Bilda wartete, bis der Roboter abgeräumt hatte, dann meinte sie: »Und das alles hat man in der kurzen Zeit schon herausgefunden?«

»Dobrak hat dabei geholfen. Ohne ihn hätte es vielleicht Jahre gedauert. Doch ich bin gleich fertig, hör nur zu! Das Beraghskolth ist keine Maschine im eigentlichen Sinn. Es besteht einfach aus halbentstofflichten Energieballungen von verschiedenartiger Form und Färbung. Diese Einzelteile – nennen wir sie mal so – wurden an Bord unserer SOL gebracht und sollen nun zu so genannten Schaltblöcken vereinigt werden. Insgesamt handelt es sich um einundzwanzig Haupteinzelteile. Sie müssen untereinander verbunden werden, und zwar mit Hilfe drahtloser Energieleiter.
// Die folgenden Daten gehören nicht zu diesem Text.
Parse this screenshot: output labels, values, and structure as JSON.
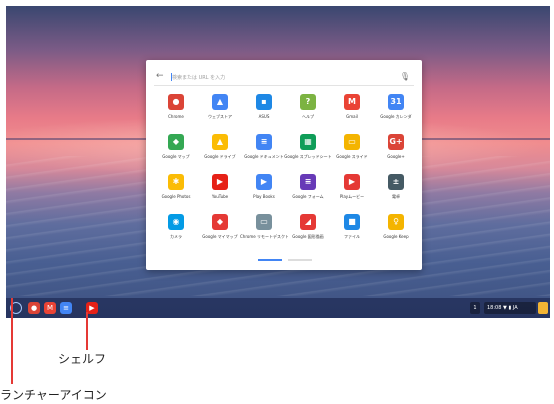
{
  "search": {
    "placeholder": "検索または URL を入力"
  },
  "apps": [
    {
      "label": "Chrome",
      "icon": "chrome-icon",
      "color": "#db4437",
      "glyph": "●"
    },
    {
      "label": "ウェブストア",
      "icon": "web-store-icon",
      "color": "#4285f4",
      "glyph": "▲"
    },
    {
      "label": "ASUS",
      "icon": "asus-icon",
      "color": "#1e88e5",
      "glyph": "▪"
    },
    {
      "label": "ヘルプ",
      "icon": "help-icon",
      "color": "#7cb342",
      "glyph": "?"
    },
    {
      "label": "Gmail",
      "icon": "gmail-icon",
      "color": "#ea4335",
      "glyph": "M"
    },
    {
      "label": "Google カレンダ",
      "icon": "calendar-icon",
      "color": "#4285f4",
      "glyph": "31"
    },
    {
      "label": "Google マップ",
      "icon": "maps-icon",
      "color": "#34a853",
      "glyph": "◆"
    },
    {
      "label": "Google ドライブ",
      "icon": "drive-icon",
      "color": "#fbbc05",
      "glyph": "▲"
    },
    {
      "label": "Google ドキュメント",
      "icon": "docs-icon",
      "color": "#4285f4",
      "glyph": "≡"
    },
    {
      "label": "Google スプレッドシート",
      "icon": "sheets-icon",
      "color": "#0f9d58",
      "glyph": "▦"
    },
    {
      "label": "Google スライド",
      "icon": "slides-icon",
      "color": "#f4b400",
      "glyph": "▭"
    },
    {
      "label": "Google+",
      "icon": "google-plus-icon",
      "color": "#db4437",
      "glyph": "G+"
    },
    {
      "label": "Google Photos",
      "icon": "photos-icon",
      "color": "#fbbc05",
      "glyph": "✱"
    },
    {
      "label": "YouTube",
      "icon": "youtube-icon",
      "color": "#e62117",
      "glyph": "▶"
    },
    {
      "label": "Play Books",
      "icon": "play-books-icon",
      "color": "#4285f4",
      "glyph": "▶"
    },
    {
      "label": "Google フォーム",
      "icon": "forms-icon",
      "color": "#673ab7",
      "glyph": "≡"
    },
    {
      "label": "Playムービー",
      "icon": "play-movies-icon",
      "color": "#e53935",
      "glyph": "▶"
    },
    {
      "label": "電卓",
      "icon": "calculator-icon",
      "color": "#455a64",
      "glyph": "±"
    },
    {
      "label": "カメラ",
      "icon": "camera-icon",
      "color": "#039be5",
      "glyph": "◉"
    },
    {
      "label": "Google マイマップ",
      "icon": "my-maps-icon",
      "color": "#e53935",
      "glyph": "◆"
    },
    {
      "label": "Chrome リモートデスクトップ",
      "icon": "remote-desktop-icon",
      "color": "#78909c",
      "glyph": "▭"
    },
    {
      "label": "Google 図形描画",
      "icon": "drawings-icon",
      "color": "#e53935",
      "glyph": "◢"
    },
    {
      "label": "ファイル",
      "icon": "files-icon",
      "color": "#1e88e5",
      "glyph": "■"
    },
    {
      "label": "Google Keep",
      "icon": "keep-icon",
      "color": "#f4b400",
      "glyph": "♀"
    }
  ],
  "shelf": {
    "items": [
      {
        "icon": "chrome-icon",
        "color": "#db4437",
        "glyph": "●"
      },
      {
        "icon": "gmail-icon",
        "color": "#ea4335",
        "glyph": "M"
      },
      {
        "icon": "docs-icon",
        "color": "#4285f4",
        "glyph": "≡"
      },
      {
        "icon": "youtube-icon",
        "color": "#e62117",
        "glyph": "▶"
      }
    ],
    "notification_count": "1",
    "time": "18:08",
    "ime": "JA"
  },
  "callouts": {
    "shelf": "シェルフ",
    "launcher": "ランチャーアイコン"
  }
}
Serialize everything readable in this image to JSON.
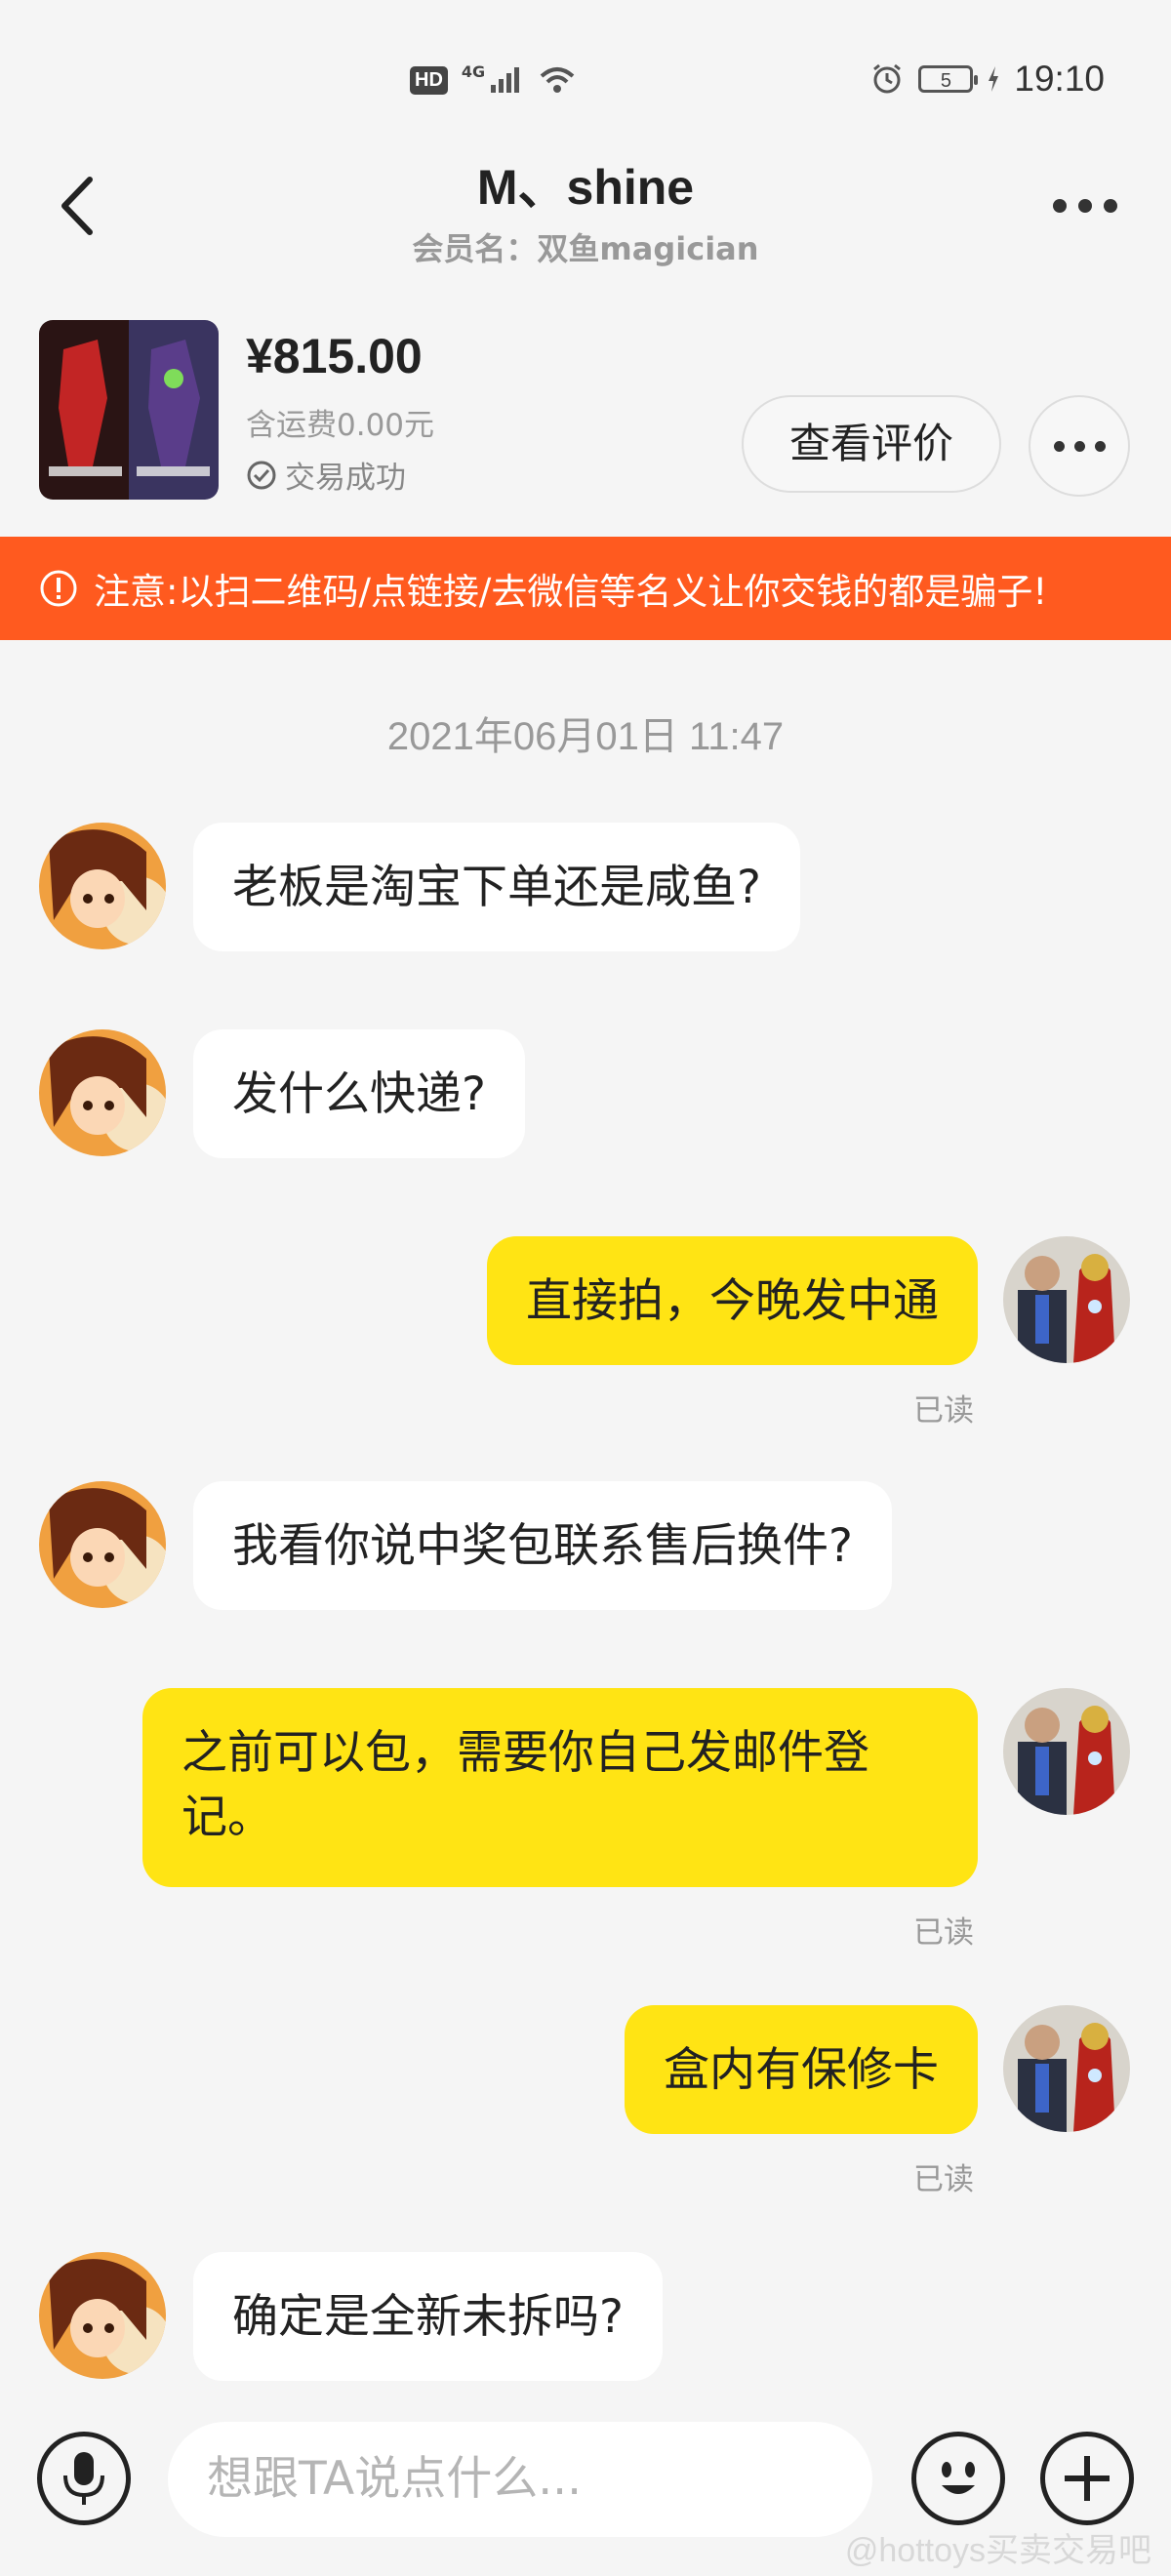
{
  "status_bar": {
    "hd": "HD",
    "network": "4G",
    "battery": "5",
    "time": "19:10"
  },
  "header": {
    "title": "M、shine",
    "subtitle": "会员名：双鱼magician"
  },
  "product": {
    "price": "¥815.00",
    "shipping": "含运费0.00元",
    "status": "交易成功",
    "review_button": "查看评价"
  },
  "warning": {
    "text": "注意:以扫二维码/点链接/去微信等名义让你交钱的都是骗子!"
  },
  "chat": {
    "timestamp": "2021年06月01日 11:47",
    "messages": [
      {
        "from": "other",
        "text": "老板是淘宝下单还是咸鱼?"
      },
      {
        "from": "other",
        "text": "发什么快递?"
      },
      {
        "from": "me",
        "text": "直接拍，今晚发中通",
        "status": "已读"
      },
      {
        "from": "other",
        "text": "我看你说中奖包联系售后换件?"
      },
      {
        "from": "me",
        "text": "之前可以包，需要你自己发邮件登记。",
        "status": "已读"
      },
      {
        "from": "me",
        "text": "盒内有保修卡",
        "status": "已读"
      },
      {
        "from": "other",
        "text": "确定是全新未拆吗?"
      }
    ]
  },
  "input": {
    "placeholder": "想跟TA说点什么..."
  },
  "watermark": "@hottoys买卖交易吧",
  "colors": {
    "warning_bg": "#ff5a1f",
    "my_bubble": "#ffe414",
    "other_bubble": "#ffffff",
    "background": "#f5f5f5"
  }
}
Die erforderlichen Projektoren besitzen wir zum Glück.«

»Ohne Glück wären wir schon längst in der Hölle«, stellte Bilda trocken fest. »Nur weiter, Shake.«

»Alle einundzwanzig Segmente müssen mit dem Anregungsstrom versorgt werden, dann erst beginnt das Beraghskolth selbständig zu arbeiten.« Er deutete vage gegen die Decke der Kabine. »Was ich dir bisher zu erklären versuchte, betrifft nur die Arbeitsweise des Geräts, doch allein optisch bedeutet es schon ein Wunder. Du musst dir vorstellen, dass die einzelnen Segmente in verschiedenen Räumen untergebracht wurden. Dort schweben sie in der Luft und glühen in unterschiedlichen Farbtönen, die von Grau bis Blutrot reichen. Wir nehmen an, die Farben kennzeichnen die einzelnen Funktionen der Segmente.«

»Hat man das Ding schon in Betrieb genommen?«

»Nein, noch nicht. Man ist dabei, die einzelnen Anschlüsse zu installieren. Es kann noch Tage dauern, bis alles perfekt ist.«

Sie lehnte sich zurück.

»Es ist merkwürdig«, sagte sie dann nachdenklich. »Ich wurde vor einer halben Ewigkeit hier auf dem Schiff geboren und habe außer einigen Planeten nichts sonst gesehen. Du hast mir die Erde geschildert, und ich kann sie mir vorstellen, aber ich müsste lügen, wenn ich sagen sollte, ich hätte Sehnsucht nach ihr. Sie bedeutet mir kaum etwas. Die SOL ist meine wahre Heimat – und auch die von Törn.« Sie seufzte. »Und darum verstehe ich auch die Anstrengungen Rhodans nicht, in die Milchstraße zurückzukehren. Warum suchen wir uns nicht einen wunderbaren Planeten im Normalraum und bleiben dort?«

Karwanter hatte das schon mehr als einmal von ihr gehört. Und nicht nur sie, sondern viele der SOL-Geborenen dachten so wie Bilda. Die SOL war in der Tat die Heimat der neuen Generation, die an Bord geboren worden war. Ein Schiff von vier Kilometern Länge war eine autarke Welt für sich und bot die besten Lebensbedingungen, die man sich vorstellen konnte. So konnte es kein Wunder sein, dass die Menschen, die darin lebten, es im Laufe der Jahrzehnte als endgültige Heimat empfanden, besonders eben jene, die die Erde nicht kannten.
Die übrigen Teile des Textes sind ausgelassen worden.